No início do ano fiquei sabendo que o “Caiçara” Daniel Casas iria voltar ao Vale em 2023. Cantei a pedra e combinamos que em meados do ano bateríamos o martelo, a depender da agenda dele.
Conheci o Daniel em 2000 ou 2001 quando estava descendo para Argentina com o Kava e passou uns dias por Ivoti para uma escalada.
Em abril, quando batemos o martelo, iniciei os preparativos, pois sabia que o Dani tinha pretensões audaciosas. Tratei de fazer uma temporada bem consistente no Espírito Santo para chegar minimamente calejado ao Vale.
Mais para o final, o Otaviano Mones ficou sabendo da trip e entrou na barca para fechar a equipe.
O Otaviano é um crack master com ampla experiência em escalada de fenda com passaporte carimbando em vários países do mundo, incluindo também várias temporadas no Vale. Conheci o pela primeira vez em Piraí quando escalamos um dia no Setor Torre dos Ventos, com Ed e Willian.

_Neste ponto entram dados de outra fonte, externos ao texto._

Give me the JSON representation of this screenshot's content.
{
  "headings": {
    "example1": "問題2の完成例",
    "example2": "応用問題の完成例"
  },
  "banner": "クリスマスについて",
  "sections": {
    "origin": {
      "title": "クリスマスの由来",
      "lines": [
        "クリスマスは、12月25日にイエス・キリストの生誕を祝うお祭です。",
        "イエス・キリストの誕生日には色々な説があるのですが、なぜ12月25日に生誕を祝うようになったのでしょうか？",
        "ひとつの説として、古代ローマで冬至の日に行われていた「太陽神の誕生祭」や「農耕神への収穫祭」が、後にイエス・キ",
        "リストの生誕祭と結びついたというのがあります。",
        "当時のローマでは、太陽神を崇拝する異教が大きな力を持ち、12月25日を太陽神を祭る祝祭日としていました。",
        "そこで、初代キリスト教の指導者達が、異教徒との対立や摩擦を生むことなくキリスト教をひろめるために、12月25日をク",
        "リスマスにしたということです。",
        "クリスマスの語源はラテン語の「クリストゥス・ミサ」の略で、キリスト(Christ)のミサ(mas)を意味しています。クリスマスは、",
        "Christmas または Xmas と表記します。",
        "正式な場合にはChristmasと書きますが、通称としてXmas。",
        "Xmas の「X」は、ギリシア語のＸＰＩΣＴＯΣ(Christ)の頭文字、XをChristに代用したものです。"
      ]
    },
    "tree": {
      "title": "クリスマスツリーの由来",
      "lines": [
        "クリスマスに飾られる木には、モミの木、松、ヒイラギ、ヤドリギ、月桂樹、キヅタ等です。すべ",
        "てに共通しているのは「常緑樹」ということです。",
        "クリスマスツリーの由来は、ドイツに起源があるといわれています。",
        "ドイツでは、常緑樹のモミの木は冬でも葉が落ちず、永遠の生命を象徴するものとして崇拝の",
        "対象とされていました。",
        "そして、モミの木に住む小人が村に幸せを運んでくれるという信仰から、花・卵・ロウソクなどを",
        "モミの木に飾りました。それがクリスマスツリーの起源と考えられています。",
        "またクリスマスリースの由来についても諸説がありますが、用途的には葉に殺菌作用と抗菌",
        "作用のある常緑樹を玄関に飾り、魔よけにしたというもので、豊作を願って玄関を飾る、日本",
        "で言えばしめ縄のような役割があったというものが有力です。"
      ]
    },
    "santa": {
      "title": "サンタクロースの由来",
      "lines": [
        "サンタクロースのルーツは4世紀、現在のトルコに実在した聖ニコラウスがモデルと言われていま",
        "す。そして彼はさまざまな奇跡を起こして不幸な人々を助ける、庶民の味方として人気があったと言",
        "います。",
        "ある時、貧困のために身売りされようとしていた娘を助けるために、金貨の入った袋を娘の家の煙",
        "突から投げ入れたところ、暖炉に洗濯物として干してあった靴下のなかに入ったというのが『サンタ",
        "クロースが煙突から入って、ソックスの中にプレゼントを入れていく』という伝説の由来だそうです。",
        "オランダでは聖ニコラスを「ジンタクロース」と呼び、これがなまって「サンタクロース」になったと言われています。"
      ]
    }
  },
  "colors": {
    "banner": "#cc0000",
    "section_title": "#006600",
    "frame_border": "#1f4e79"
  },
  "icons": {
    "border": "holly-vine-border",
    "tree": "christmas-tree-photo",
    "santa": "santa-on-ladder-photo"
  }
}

Cheguei aos Estados Unidos com Otaviano, via Bogotá até Los Angeles, o Dani havia ido antes. Descansamos um dia na cidade e partimos de ônibus até Sacramento para pegar a velha van do Otaviano na casa do Zach. Dali cruzamos a Sierra Nevada passando por Lake Tahoe em direção leste.
Lake Tahoe
Em Lake Tahoe, passamos o dia no setor Lover’s Leap onde escalamos a famosa via Line (5.9). Uma fenda continua da base até o topo de uns 100m. Lover’s Leap sempre nutriu o meu imaginário pelo filme documental Master of Stone, onde o escalador Dan Osman faz um speed solo com direito a um bote duplo “hollywoodiano” no meio. Mesmo não escalando essa via, a visita valeu a pena. Sem dúvida um lugar para voltar com calma, pois há muita escalada de qualidade com acesso fácil.
Pine Creek
Dali, seguimos de van, que de tempo em tempo, precisava de uma pausa para resfriar o disco do freio para descer a Sierra Nevada e cair no deserto.
Descemos até Bishop, passando por Mono Lake e Mammoth Lake, sempre zanzando sem destino e planejamento. Viajar ao vento, sem destino e uma linha de chegada foi ótimo. Permitiu pensar muito mais nas coisas importantes do presente sem a ansiedade do futuro.
Nesse lado do Sierra Nevada, o Otaviano me apresentou o Pine Creek, um pico de escalada perto de Bishop que lembrou um pouco Arenales na versão sem caminhada. Ali, ele me aplicou direto na via Sheila (VI), um diedro perfeito de mão de uns 40m toda protegida em móvel. Sheila foi a materialização do sonho da via Pig (V) no Behne em Ivoti – RS. Sempre que escalávamos essa via ficávamos falando quão legal deveria ser escalar um diedro de mão eternamente. E Sheila é justamente a versão infinita da Pig!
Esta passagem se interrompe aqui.